Godawari Power & Ispat margins likely to improve

June 30, 2008

June 30th (Economic Times) – Godawari Power & Ispat has received an ‘in principle’ approval from the forest department for mining iron ore from 107 hectares at Ari Dongri in Chhattisgarh, which was pending for 18 months. This is a major milestone achievement in obtaining the final mining approval.

Now, the company will be able to complete all legal formalities to get the final mining licence within three months. Ari Dongri has high grade lumpy ore that is suitable for sponge iron production. Iron ore production is expected to be ramped up to 400-600 kilo tones per annum (ktpa) in FY10. The company is currently buying iron ore from private miners at ~Rs 4,000/tonne.

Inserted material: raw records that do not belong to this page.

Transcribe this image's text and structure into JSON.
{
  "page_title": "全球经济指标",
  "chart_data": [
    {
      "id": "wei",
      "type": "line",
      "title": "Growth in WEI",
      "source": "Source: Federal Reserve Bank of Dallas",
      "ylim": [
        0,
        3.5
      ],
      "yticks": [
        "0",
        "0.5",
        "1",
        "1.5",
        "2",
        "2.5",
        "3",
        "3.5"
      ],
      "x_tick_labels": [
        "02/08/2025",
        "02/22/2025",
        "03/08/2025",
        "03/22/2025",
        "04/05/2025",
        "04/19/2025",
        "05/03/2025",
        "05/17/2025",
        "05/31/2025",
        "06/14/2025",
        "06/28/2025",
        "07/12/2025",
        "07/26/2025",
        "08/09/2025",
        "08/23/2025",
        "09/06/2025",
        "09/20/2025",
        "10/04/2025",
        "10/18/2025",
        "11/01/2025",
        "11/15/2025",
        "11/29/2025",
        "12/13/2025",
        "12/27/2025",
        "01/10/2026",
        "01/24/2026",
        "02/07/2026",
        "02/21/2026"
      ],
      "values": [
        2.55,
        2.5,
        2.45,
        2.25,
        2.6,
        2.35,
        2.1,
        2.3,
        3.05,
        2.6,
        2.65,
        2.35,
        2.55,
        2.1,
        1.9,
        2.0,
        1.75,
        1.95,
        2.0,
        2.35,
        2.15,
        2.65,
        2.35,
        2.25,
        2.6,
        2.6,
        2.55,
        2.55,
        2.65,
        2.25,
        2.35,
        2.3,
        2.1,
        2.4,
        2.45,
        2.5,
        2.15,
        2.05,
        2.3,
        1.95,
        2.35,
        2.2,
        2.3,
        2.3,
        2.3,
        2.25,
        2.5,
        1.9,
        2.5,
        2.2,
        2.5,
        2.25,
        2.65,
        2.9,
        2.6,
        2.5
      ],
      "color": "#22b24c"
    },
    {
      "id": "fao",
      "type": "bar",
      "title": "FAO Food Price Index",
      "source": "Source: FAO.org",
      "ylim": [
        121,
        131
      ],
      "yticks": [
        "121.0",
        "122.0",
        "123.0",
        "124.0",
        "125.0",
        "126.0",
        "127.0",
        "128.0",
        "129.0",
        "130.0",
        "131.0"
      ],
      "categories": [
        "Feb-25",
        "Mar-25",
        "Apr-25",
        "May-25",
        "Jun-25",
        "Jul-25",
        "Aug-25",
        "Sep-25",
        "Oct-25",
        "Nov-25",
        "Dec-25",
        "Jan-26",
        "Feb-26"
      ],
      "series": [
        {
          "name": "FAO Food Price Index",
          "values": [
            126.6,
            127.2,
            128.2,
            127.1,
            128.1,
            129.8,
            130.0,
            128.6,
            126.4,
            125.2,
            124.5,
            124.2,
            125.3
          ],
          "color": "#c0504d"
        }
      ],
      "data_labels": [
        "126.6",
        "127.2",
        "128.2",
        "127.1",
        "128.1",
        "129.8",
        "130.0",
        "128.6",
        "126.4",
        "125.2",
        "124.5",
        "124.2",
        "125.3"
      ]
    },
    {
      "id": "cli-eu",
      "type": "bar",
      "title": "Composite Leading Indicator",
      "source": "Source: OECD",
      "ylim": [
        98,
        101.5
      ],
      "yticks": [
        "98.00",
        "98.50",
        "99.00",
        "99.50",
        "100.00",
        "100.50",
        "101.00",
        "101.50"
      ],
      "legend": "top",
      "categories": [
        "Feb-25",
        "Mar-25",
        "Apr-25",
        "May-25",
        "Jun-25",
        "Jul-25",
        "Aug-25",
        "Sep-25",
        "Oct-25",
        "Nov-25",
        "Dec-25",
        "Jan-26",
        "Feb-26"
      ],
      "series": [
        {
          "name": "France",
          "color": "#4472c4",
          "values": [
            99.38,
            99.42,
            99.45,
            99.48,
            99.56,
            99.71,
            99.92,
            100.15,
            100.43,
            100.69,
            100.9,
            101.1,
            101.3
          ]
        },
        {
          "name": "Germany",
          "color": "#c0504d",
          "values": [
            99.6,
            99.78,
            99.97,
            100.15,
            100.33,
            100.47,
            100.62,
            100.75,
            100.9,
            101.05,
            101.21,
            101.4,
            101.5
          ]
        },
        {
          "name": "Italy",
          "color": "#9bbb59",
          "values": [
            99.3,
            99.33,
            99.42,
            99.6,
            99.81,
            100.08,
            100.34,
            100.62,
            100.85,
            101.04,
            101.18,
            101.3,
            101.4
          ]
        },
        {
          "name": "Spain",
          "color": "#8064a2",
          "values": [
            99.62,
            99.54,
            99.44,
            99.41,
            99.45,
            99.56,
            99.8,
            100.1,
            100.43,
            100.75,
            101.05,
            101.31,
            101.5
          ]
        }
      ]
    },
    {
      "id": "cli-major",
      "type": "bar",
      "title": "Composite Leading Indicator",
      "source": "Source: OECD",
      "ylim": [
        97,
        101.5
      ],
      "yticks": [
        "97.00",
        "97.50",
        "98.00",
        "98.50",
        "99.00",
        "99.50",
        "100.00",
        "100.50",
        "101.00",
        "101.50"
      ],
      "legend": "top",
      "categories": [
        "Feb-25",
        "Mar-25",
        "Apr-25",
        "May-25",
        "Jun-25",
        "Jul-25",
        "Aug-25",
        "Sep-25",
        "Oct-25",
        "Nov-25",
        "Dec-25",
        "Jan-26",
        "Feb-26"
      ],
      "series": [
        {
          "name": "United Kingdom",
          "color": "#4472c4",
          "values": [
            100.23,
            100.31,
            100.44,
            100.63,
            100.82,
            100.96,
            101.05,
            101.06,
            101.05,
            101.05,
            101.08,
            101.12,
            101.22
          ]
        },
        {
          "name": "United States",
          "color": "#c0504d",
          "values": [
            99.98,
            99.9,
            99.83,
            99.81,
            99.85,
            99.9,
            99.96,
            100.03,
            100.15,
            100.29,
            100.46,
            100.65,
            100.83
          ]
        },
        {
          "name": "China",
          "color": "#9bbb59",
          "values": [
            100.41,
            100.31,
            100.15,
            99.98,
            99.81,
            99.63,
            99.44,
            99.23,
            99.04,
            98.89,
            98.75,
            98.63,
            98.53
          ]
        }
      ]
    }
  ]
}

Once the iron ore mine is operational, the cost of mined iron ore will be ~Rs 1,000/tonne, which will generate savings of more than Rs 100 crore in FY10 due to substitution of purchases. During FY09, sponge iron production is expected to increase 17% and margins are likely to improve due to substantial increase in sponge iron and steel prices, while the cost increases will be moderate.

Margins have already expanded, as is evident from the recently announced Q4 FY08 results. The current prices of sponge iron and steel are substantially higher than the average prices during Q4. Hence, margins are likely to be even better in subsequent quarters. The stock trades at a price-to-earnings (P/E) multiple of 4.1x FY09E and 2.5x FY10E. If the savings of Rs 100 crore on account of captive mining of iron ore are factored in, the stock trades at a P/E of 1.7x FY10.